Bin Laden threatens any captured Americans

Bin Laden threatens any captured Americans
Washington: In a 74-second audio message released on Thursday, Osama bin Laden threatened to kill any Americans held by Al-Qaida if Khalid Shaikh Mohammed, the chief planner of the Sept. 11 attacks, is executed.

US counterterrorism officials said they thought the recording, addressed to the American people and broadcast on Al-Jazeera television, was authentic.

Bin Laden denounced the United States for imprisoning Qaida members, "first and foremost among them the holy warrior and hero, Khalid Shaikh Mohammed," according to a translation by the Middle East Media Research Institute in Washington.

"The White House declared that it wanted to execute them," bin Laden said. "The day the United States makes this decision, it will have made the decision to execute those of you who fall prisoner to us."

The message was undated, but it appeared to be referring to statements in recent months by Obama administration officials that Mohammed, who is awaiting trial on murder charges, is likely to be convicted and executed. The officials were defending the administration's initial plan, now under review, to give five accused Sept 11 conspirators civilian criminal trials.

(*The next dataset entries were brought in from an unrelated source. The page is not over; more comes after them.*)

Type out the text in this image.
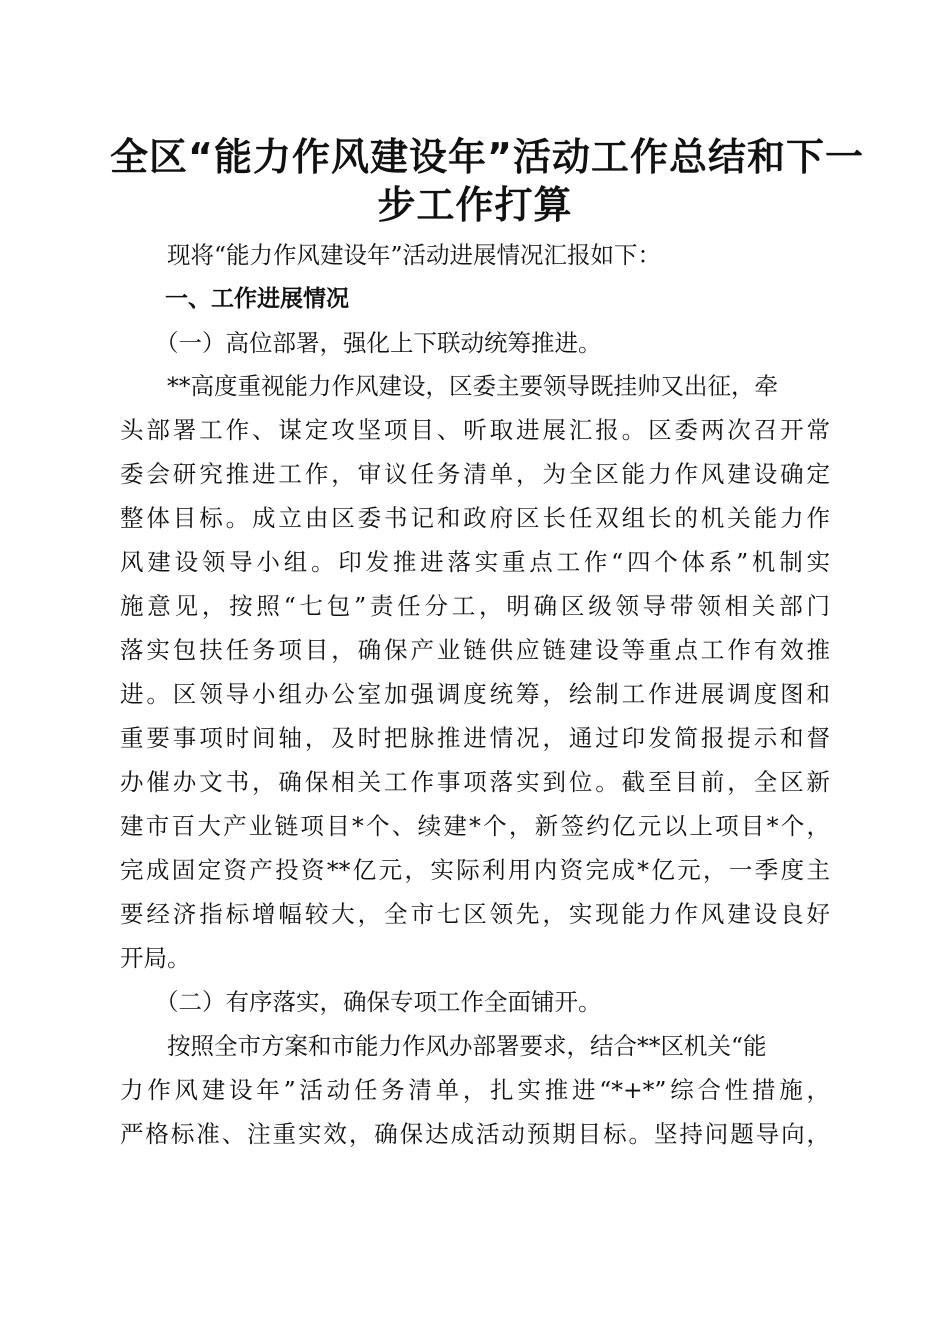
全区“能力作风建设年”活动工作总结和下一
步工作打算
现将“能力作风建设年”活动进展情况汇报如下：
一、工作进展情况
（一）高位部署，强化上下联动统筹推进。
**高度重视能力作风建设，区委主要领导既挂帅又出征，牵
头部署工作、谋定攻坚项目、听取进展汇报。区委两次召开常
委会研究推进工作，审议任务清单，为全区能力作风建设确定
整体目标。成立由区委书记和政府区长任双组长的机关能力作
风建设领导小组。印发推进落实重点工作“四个体系”机制实
施意见，按照“七包”责任分工，明确区级领导带领相关部门
落实包扶任务项目，确保产业链供应链建设等重点工作有效推
进。区领导小组办公室加强调度统筹，绘制工作进展调度图和
重要事项时间轴，及时把脉推进情况，通过印发简报提示和督
办催办文书，确保相关工作事项落实到位。截至目前，全区新
建市百大产业链项目*个、续建*个，新签约亿元以上项目*个，
完成固定资产投资**亿元，实际利用内资完成*亿元，一季度主
要经济指标增幅较大，全市七区领先，实现能力作风建设良好
开局。
（二）有序落实，确保专项工作全面铺开。
按照全市方案和市能力作风办部署要求，结合**区机关“能
力作风建设年”活动任务清单，扎实推进“*+*”综合性措施，
严格标准、注重实效，确保达成活动预期目标。坚持问题导向，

Asked in an interview with NBC News in November about Americans who were offended that Mohammed would get the same rights as any other criminal defendant, President Barack Obama said such critics would not find it "offensive at all when he's convicted and when the death penalty is applied to him." He added that he was not trying to prejudge the outcome of any trial.

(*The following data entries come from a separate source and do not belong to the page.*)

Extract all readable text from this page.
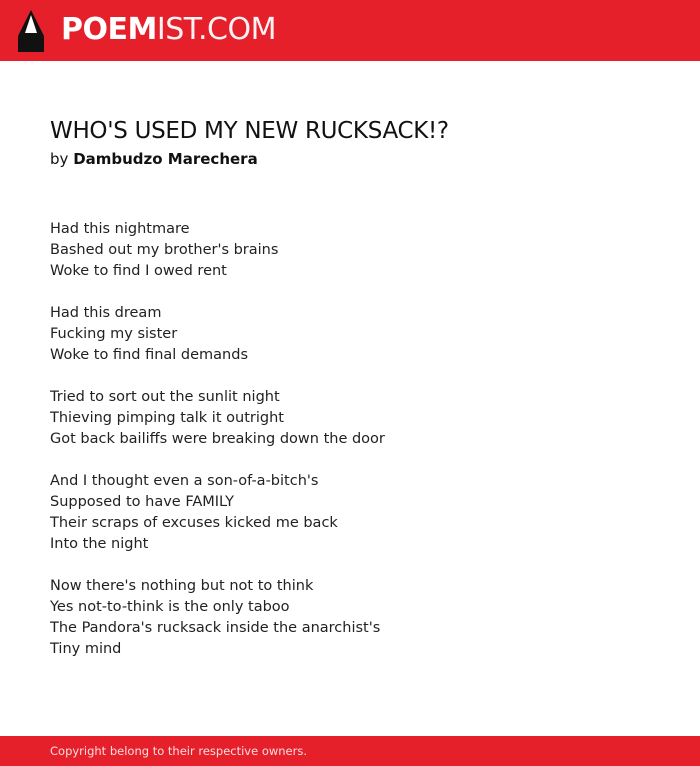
POEMIST.COM
WHO'S USED MY NEW RUCKSACK!?
by Dambudzo Marechera
Had this nightmare
Bashed out my brother's brains
Woke to find I owed rent
Had this dream
Fucking my sister
Woke to find final demands
Tried to sort out the sunlit night
Thieving pimping talk it outright
Got back bailiffs were breaking down the door
And I thought even a son-of-a-bitch's
Supposed to have FAMILY
Their scraps of excuses kicked me back
Into the night
Now there's nothing but not to think
Yes not-to-think is the only taboo
The Pandora's rucksack inside the anarchist's
Tiny mind
Copyright belong to their respective owners.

Attorney General Eric Holder and the White House spokesman, Robert Gibbs, have made similar statements.

Since January, when New York City officials objected to the disruption and cost of a trial for Mohammed in federal court in Manhattan, the administration has been considering its options. Opponents of a criminal trial have called for the accused plotters to face military commissions at the prison in Guantanamo Bay, Cuba, where they are now being held.

In the new recording, bin Laden repeated a recurrent theme of Qaida messages since Obama's election: that he has not reversed the policies toward the Muslim world of former President George W. Bush. "Your master in the White House continues to follow in the footsteps of his predecessor in many important matters, like his escalation of the war in Afghanistan," bin Laden said.

No Americans are currently known to be held directly by Al-Qaida, officials said, though Taliban fighters are believed to be holding Pfc. Bowe R. Bergdahl, who was kidnapped after walking off his Army base in southern Afghanistan last summer.

A U.S. counterterrorism official who discussed the bin Laden statement on condition of anonymity called it the "height of absurdity" for Al-Qaida to threaten now to harm captives, given that the group's operatives have routinely tortured and beheaded prisoners, including the American journalist Daniel Pearl in 2002.